Plötzlich wandelte sich Franz' Meinung und er drehte sich zu Emily um: „Du hast doch nicht ernsthaft von Vergewaltigungen gesprochen?"                                                                                                                                  Emily machte große Augen und wisperte ein leises Doch, dann hielt sie sich schützend die Ohren zu, als ob sie befürchtete, Franz würde auch sie gleich niederbrüllen. Und das hätte er auch getan, wäre Samuel nicht aus dem Zelt gekommen und hätte ihm nicht die entscheidende Frage gestellt, die Franz völlig aus dem Gleichgewicht brachte. Er setzte sich hin, um einen kühlen Kopf zu bekommen - dass war auch bitter nötig - und schaute anschließend seine Schwester an. Sie wechselten ein paar Blicke, dann wandte er sich zu uns. „Ich will euch erzählen, warum wir hier sind, aber ihr müsst mir versprechen, mich nicht zu unterbrechen. Ja?"

Wir nickten stumm.

„Franziska und ich wohnen bei unserer Mutter und bei ihrem Vater. Unser Vater ist tot und unsere Mutter geht ganztags arbeiten, um uns über Wasser zu halten. Den Nachmittag verbringen Franziska und ich zusammen, wenn sie nicht tanzen ist. Da unser Opa keine Hobbys hat, verwendet er uns, als sein Spielzeug. Mich schlägt er regelmäßig und ich kann mich nicht währen. Er war früher Soldat, müsst ihr wissen. Er hat keine Frau und auch keine Freundin und deshalb hat er niemanden, mit dem er seine Lustspielchen treiben kann. Vor drei Jahren hat er sich dann einfach seine Enkelin genommen und mit ihr es getrieben. Franzi wollte es natürlich nicht, aber sie konnte nichts dagegen tun. Opa hat gedroht, wenn wir unserer Mutter davon erzählen, sie umzubringen und Franziska an reiche Männer zu vermieten. Und so erzählten wir es niemanden, selbst nicht der Polizei. Wir trauten uns nicht. Opa behandelte unsere Mutter wie eine Sklavin und trieb sie in die Verzweiflung. Sie versprach uns, dass wir irgendwann fortziehen würden, aber sie besaß kein Geld und war auch nicht im Stande zur Polizei zu gehen, weil Opa sie ständig überwachte. Franzi und mich quälte er weiterhin, unsere Mutter ahnte nichts, und dann, vor zwei Monaten, zeigte mir Franzi deinen Facebook Eintrag, Finja. Es war unsere Chance. Wir ließen unsere Mutter alleine zurück. Ich kann mich immer noch nicht mit dieser Entscheidung zurecht finden..." Franz fing an zu weinen und hasserfüllt zog er seine Handschuhe aus und hielt seine vernarbten Hände vor sein Antlitz.

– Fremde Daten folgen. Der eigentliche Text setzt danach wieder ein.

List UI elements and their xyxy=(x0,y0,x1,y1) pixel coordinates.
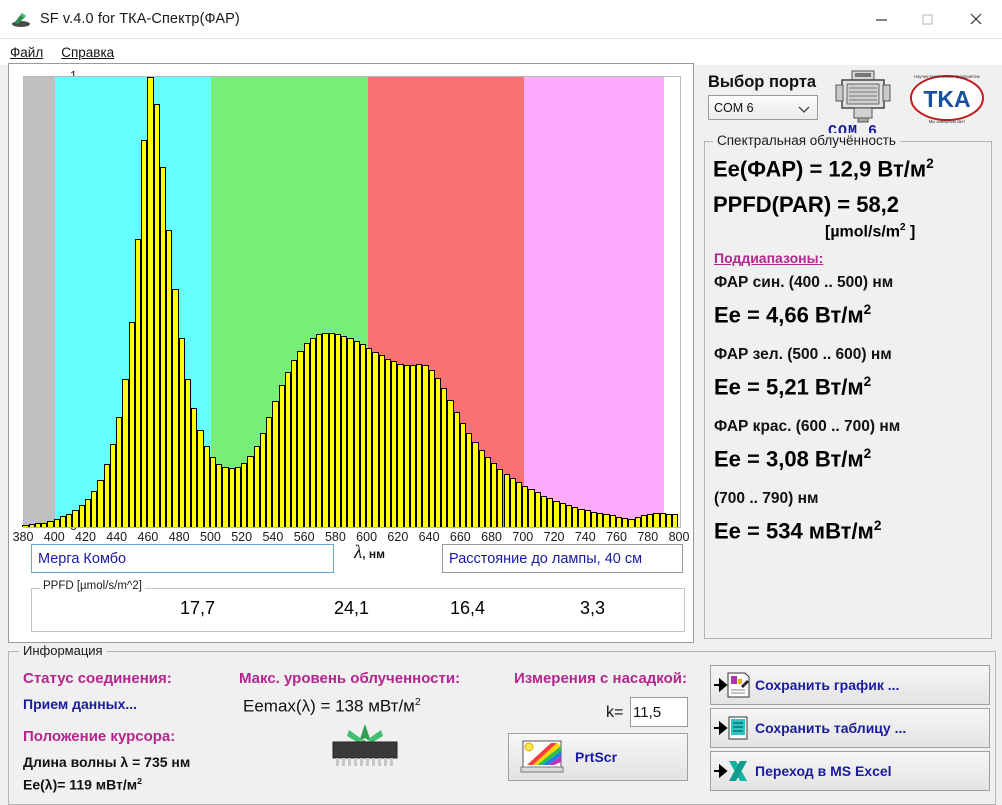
x-tick-label: 520 xyxy=(231,530,253,544)
ppfd-legend: PPFD [µmol/s/m^2] xyxy=(40,580,145,592)
prtscr-label: PrtScr xyxy=(575,749,618,765)
chart-panel: отн. ед. 00,10,20,30,40,50,60,70,80,91 3… xyxy=(8,63,694,643)
connection-status-title: Статус соединения: xyxy=(23,670,172,687)
main-area: отн. ед. 00,10,20,30,40,50,60,70,80,91 3… xyxy=(0,63,1002,805)
cursor-position-title: Положение курсора: xyxy=(23,728,176,745)
max-irradiance-value: Eemax(λ) = 138 мВт/м2 xyxy=(243,696,421,716)
max-irradiance-title: Макс. уровень облученности: xyxy=(239,670,461,687)
title-bar: SF v.4.0 for ТКА-Спектр(ФАР) xyxy=(0,0,1002,39)
save-chart-label: Сохранить график ... xyxy=(755,677,900,693)
sample-name-input[interactable] xyxy=(31,544,334,573)
window-controls xyxy=(858,0,1002,38)
close-button[interactable] xyxy=(950,0,1002,38)
ppfd-value-green: 24,1 xyxy=(334,598,370,618)
x-tick-label: 400 xyxy=(43,530,65,544)
x-tick-label: 640 xyxy=(418,530,440,544)
x-tick-label: 580 xyxy=(324,530,346,544)
window-title: SF v.4.0 for ТКА-Спектр(ФАР) xyxy=(40,11,240,27)
x-tick-label: 620 xyxy=(387,530,409,544)
subrange-label-blue: ФАР син. (400 .. 500) нм xyxy=(714,274,894,291)
subrange-value-green: Ee = 5,21 Вт/м2 xyxy=(714,374,872,400)
ppfd-value-farred: 3,3 xyxy=(580,598,606,618)
tail-band xyxy=(664,77,680,527)
x-tick-label: 680 xyxy=(481,530,502,544)
spectrum-bar xyxy=(672,513,679,527)
save-table-icon xyxy=(711,709,755,747)
tka-logo: TKA Научно-техническое предприятие Мы из… xyxy=(905,67,989,129)
excel-icon xyxy=(711,752,755,790)
subranges-title[interactable]: Поддиапазоны: xyxy=(714,250,823,266)
ppfd-group: PPFD [µmol/s/m^2] 17,7 24,1 16,4 3,3 xyxy=(31,580,685,632)
x-tick-label: 700 xyxy=(512,530,534,544)
x-tick-label: 500 xyxy=(199,530,221,544)
save-table-button[interactable]: Сохранить таблицу ... xyxy=(710,708,990,748)
spectral-irradiance-group: Спектральная облучённость Ee(ФАР) = 12,9… xyxy=(704,133,992,639)
ppfd-par-value: PPFD(PAR) = 58,2 xyxy=(713,192,900,217)
k-label: k= xyxy=(606,704,624,721)
maximize-button[interactable] xyxy=(904,0,950,38)
db9-connector-icon xyxy=(834,69,892,123)
ppfd-value-blue: 17,7 xyxy=(180,598,216,618)
subrange-value-farred: Ee = 534 мВт/м2 xyxy=(714,518,882,544)
far-red-band xyxy=(523,77,665,527)
x-tick-label: 740 xyxy=(574,530,596,544)
right-panel: Выбор порта COM 6 COM 6 TKA Научно-техни… xyxy=(700,63,994,641)
x-tick-label: 780 xyxy=(637,530,659,544)
ppfd-value-red: 16,4 xyxy=(450,598,486,618)
svg-text:TKA: TKA xyxy=(923,86,970,112)
k-value-input[interactable] xyxy=(630,697,688,727)
subrange-label-farred: (700 .. 790) нм xyxy=(714,490,819,507)
distance-label: Расстояние до лампы, 40 см xyxy=(442,544,683,573)
port-label: Выбор порта xyxy=(708,73,817,91)
x-tick-label: 420 xyxy=(75,530,96,544)
save-table-label: Сохранить таблицу ... xyxy=(755,720,907,736)
svg-text:Мы измеряем свет: Мы измеряем свет xyxy=(929,119,966,124)
excel-button[interactable]: Переход в MS Excel xyxy=(710,751,990,791)
port-select-value: COM 6 xyxy=(714,100,754,115)
excel-label: Переход в MS Excel xyxy=(755,763,892,779)
cursor-wavelength: Длина волны λ = 735 нм xyxy=(23,754,191,770)
x-axis-label: λ, нм xyxy=(354,542,386,563)
menu-item-help-label: Справка xyxy=(61,44,115,60)
x-tick-label: 380 xyxy=(12,530,34,544)
x-tick-label: 660 xyxy=(449,530,471,544)
prtscr-button[interactable]: PrtScr xyxy=(508,733,688,781)
menu-item-file-label: Файл xyxy=(10,44,44,60)
subrange-value-red: Ee = 3,08 Вт/м2 xyxy=(714,446,872,472)
connection-status-value: Прием данных... xyxy=(23,696,138,712)
x-tick-label: 540 xyxy=(262,530,284,544)
x-tick-label: 460 xyxy=(137,530,159,544)
save-chart-button[interactable]: Сохранить график ... xyxy=(710,665,990,705)
subrange-label-green: ФАР зел. (500 .. 600) нм xyxy=(714,346,892,363)
chevron-down-icon xyxy=(798,103,810,117)
spectrum-plot[interactable] xyxy=(22,76,681,528)
save-chart-icon xyxy=(711,666,755,704)
nozzle-measurement-title: Измерения с насадкой: xyxy=(514,670,687,687)
menu-item-file[interactable]: Файл xyxy=(10,45,43,60)
x-tick-label: 560 xyxy=(293,530,315,544)
minimize-button[interactable] xyxy=(858,0,904,38)
app-icon xyxy=(10,10,32,28)
x-tick-label: 440 xyxy=(106,530,128,544)
x-tick-label: 760 xyxy=(606,530,627,544)
ppfd-units: [µmol/s/m2 ] xyxy=(825,222,916,241)
cursor-irradiance: Ee(λ)= 119 мВт/м2 xyxy=(23,776,142,793)
menu-bar: Файл Справка xyxy=(0,39,1002,66)
x-tick-label: 800 xyxy=(668,530,690,544)
port-select[interactable]: COM 6 xyxy=(708,95,818,120)
printscreen-icon xyxy=(509,734,575,780)
subrange-value-blue: Ee = 4,66 Вт/м2 xyxy=(714,302,872,328)
total-par-value: Ee(ФАР) = 12,9 Вт/м2 xyxy=(713,156,934,182)
spectral-legend: Спектральная облучённость xyxy=(713,133,900,148)
uv-band xyxy=(24,77,56,527)
x-tick-label: 720 xyxy=(543,530,565,544)
subrange-label-red: ФАР крас. (600 .. 700) нм xyxy=(714,418,901,435)
svg-text:Научно-техническое предприятие: Научно-техническое предприятие xyxy=(914,74,981,79)
menu-item-help[interactable]: Справка xyxy=(61,45,114,60)
x-tick-label: 480 xyxy=(168,530,190,544)
chip-plant-icon xyxy=(319,722,411,768)
info-legend: Информация xyxy=(19,643,107,658)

Der Schock stand uns allen ins Gesicht geschrieben. Es waren hässliche, große Narben, die nicht so aussahen, als seien sie gepflegt worden. Dann blickten wir alle zu Franziska, die ihre Jacke abgelegt hatte und schmerzhafte Striemen am Hals offenbarte.                                                                                              Im Gegensatz zu Franz wirkte sie völlig erschöpft und nicht erzürnt. Die anderen schienen genauso entsetzt wie ich und allen blieb die Sprache weg.

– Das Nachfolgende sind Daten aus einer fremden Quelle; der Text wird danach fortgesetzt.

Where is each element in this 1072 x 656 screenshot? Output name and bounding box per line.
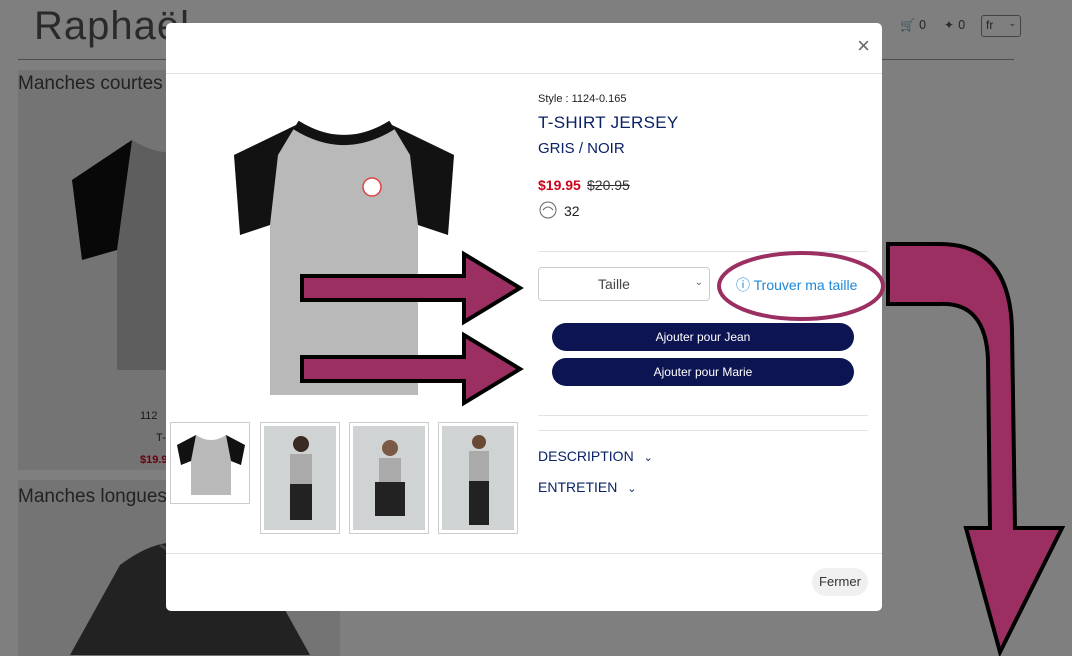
chevron-down-icon: ⌄ bbox=[627, 483, 637, 495]
accordion-description[interactable]: DESCRIPTION ⌄ bbox=[538, 448, 653, 464]
points-icon bbox=[539, 201, 557, 219]
product-modal: × Style: 1124-0.165 T-SHIRT JERSEY GRIS… bbox=[166, 23, 882, 611]
chevron-down-icon: ⌄ bbox=[643, 452, 653, 464]
accordion-description-label: DESCRIPTION bbox=[538, 448, 634, 464]
product-color: GRIS / NOIR bbox=[538, 140, 625, 157]
close-icon[interactable]: × bbox=[857, 33, 870, 59]
thumbnail-2[interactable] bbox=[260, 422, 340, 534]
find-my-size-link[interactable]: ⓘ Trouver ma taille bbox=[736, 275, 857, 295]
modal-header: × bbox=[166, 23, 882, 74]
accordion-care[interactable]: ENTRETIEN ⌄ bbox=[538, 479, 636, 495]
divider bbox=[538, 415, 868, 416]
thumbnail-1[interactable] bbox=[170, 422, 250, 504]
modal-footer: Fermer bbox=[166, 553, 882, 611]
thumbnail-4[interactable] bbox=[438, 422, 518, 534]
accordion-care-label: ENTRETIEN bbox=[538, 479, 618, 495]
divider bbox=[538, 251, 868, 252]
product-points: 32 bbox=[564, 203, 580, 219]
chevron-down-icon: ⌄ bbox=[694, 277, 703, 288]
divider bbox=[538, 430, 868, 431]
product-name: T-SHIRT JERSEY bbox=[538, 113, 679, 132]
thumbnail-3[interactable] bbox=[349, 422, 429, 534]
add-for-marie-button[interactable]: Ajouter pour Marie bbox=[552, 358, 854, 386]
price-current: $19.95 bbox=[538, 177, 581, 193]
add-for-jean-button[interactable]: Ajouter pour Jean bbox=[552, 323, 854, 351]
size-select[interactable]: Taille ⌄ bbox=[538, 267, 710, 301]
product-main-image bbox=[234, 120, 454, 395]
size-select-value: Taille bbox=[598, 276, 630, 292]
close-button[interactable]: Fermer bbox=[812, 568, 868, 596]
price-original: $20.95 bbox=[587, 177, 630, 193]
product-style: Style : 1124-0.165 bbox=[538, 93, 627, 105]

Ein trauriges Familiendrama. So nannte ich den Tagebucheintrag, den ich in der Nacht schrieb. Ich hatte beschlossen, jedes Geheimnis, dass hier in der Gruppe offenbart wurde, zu verewigen und dann mir auf alle Beweggründe einen Reim zumachen. Zum Beispiel verstand ich jetzt schon viel besser, warum Franz immer bei seiner Schwester versuchte zu sein und sie so treu schützte. Insgeheim war ich froh, dass Emily über Vergewaltigungen gesprochen hatte, denn nur so war das Geheimnis von Franz und Franziska an die Luft gekommen.